Nearly a year to the day after the publication of a landmark report on Irish higher education funding, Labour Party senators will bring a motion to the Seanad tomorrow calling on the government to oppose a loan scheme for third-level students.
The vote tomorrow, if successful, will be a significant boost to a student-led campaign that has marched and lobbied over the last year in support of publicly funded education. And while victory tomorrow would be largely symbolic, defeat would be a setback to a movement that has placed significant stock in lobbying TDs and senators over the last 12 months.
The likely outcome of the vote remains unclear, with both Fine Gael and Fianna Fáil due to oppose the motion.
The motion, Senator Ivana Bacik told The University Times, is about providing equality in primary, secondary and third-level. Bacik, who is a University of Dublin senator and leader of the Labour Party in the Seanad, is bringing the private members’ motion alongside Senator Aodhán Ó Ríordáin and other party senators, which is calling for a full removal of third-level fees.
Bacik is well aware of the motion’s significance. “We wanted to try and set down a marker”, she said. Some indication is expected from the Oireachtas Education and Skills Committee over the next few months on their proposal for a new funding model for the sector. After months of presentations from students’ unions, economists and university heads, any proposal from the committee will prove highly significant in a debate that has seen both Fianna Fáil and Fine Gael reveal little about their own preferences for a new funding model.
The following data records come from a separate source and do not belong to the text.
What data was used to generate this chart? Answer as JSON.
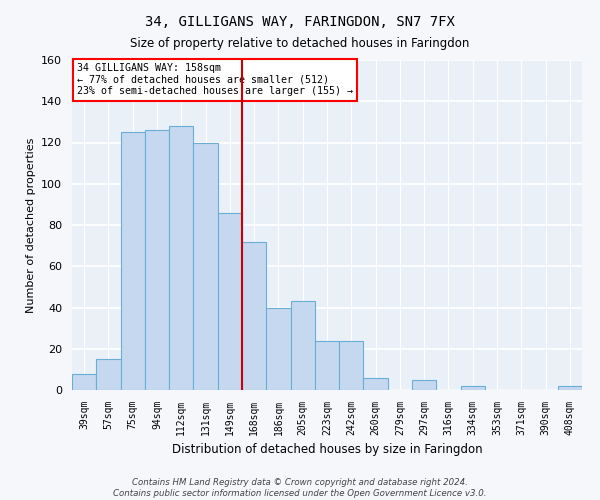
{
  "title": "34, GILLIGANS WAY, FARINGDON, SN7 7FX",
  "subtitle": "Size of property relative to detached houses in Faringdon",
  "xlabel": "Distribution of detached houses by size in Faringdon",
  "ylabel": "Number of detached properties",
  "categories": [
    "39sqm",
    "57sqm",
    "75sqm",
    "94sqm",
    "112sqm",
    "131sqm",
    "149sqm",
    "168sqm",
    "186sqm",
    "205sqm",
    "223sqm",
    "242sqm",
    "260sqm",
    "279sqm",
    "297sqm",
    "316sqm",
    "334sqm",
    "353sqm",
    "371sqm",
    "390sqm",
    "408sqm"
  ],
  "values": [
    8,
    15,
    125,
    126,
    128,
    120,
    86,
    72,
    40,
    43,
    24,
    24,
    6,
    0,
    5,
    0,
    2,
    0,
    0,
    0,
    2
  ],
  "bar_color": "#c5d8f0",
  "bar_edge_color": "#6aaed6",
  "bg_color": "#eaf0f8",
  "grid_color": "#ffffff",
  "vline_color": "#cc0000",
  "annotation_text_line1": "34 GILLIGANS WAY: 158sqm",
  "annotation_text_line2": "← 77% of detached houses are smaller (512)",
  "annotation_text_line3": "23% of semi-detached houses are larger (155) →",
  "footnote": "Contains HM Land Registry data © Crown copyright and database right 2024.\nContains public sector information licensed under the Open Government Licence v3.0.",
  "fig_bg_color": "#f5f7fb",
  "ylim": [
    0,
    160
  ],
  "yticks": [
    0,
    20,
    40,
    60,
    80,
    100,
    120,
    140,
    160
  ]
}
Speaking to The University Times today, Union of Students in Ireland (USI) President Mike Kerrigan said the opposition from the two parties was “a little disappointing”, but said the vote could still go “either way”.
“We know where we stand a little better today and we might know a bit more tomorrow”, he said. Sinn Féin senators are expected to support the motion when it’s brought to the Seanad tomorrow evening.
Labour, while the party to introduce free education, have something of a chequered history with the student movement – the party is still haunted by Ruairi Quinn’s pledge not to increase the student contribution charge in 2011, only for him then to increase it as Minister for Education after the general election.
Tomorrow’s motion emphasises the value of having equality across the education sector and calls for the government to reject an income-contingent loan scheme and to introduce a fully publicly funded education system, two options set out in the report of the government’s higher education funding working group, published last July.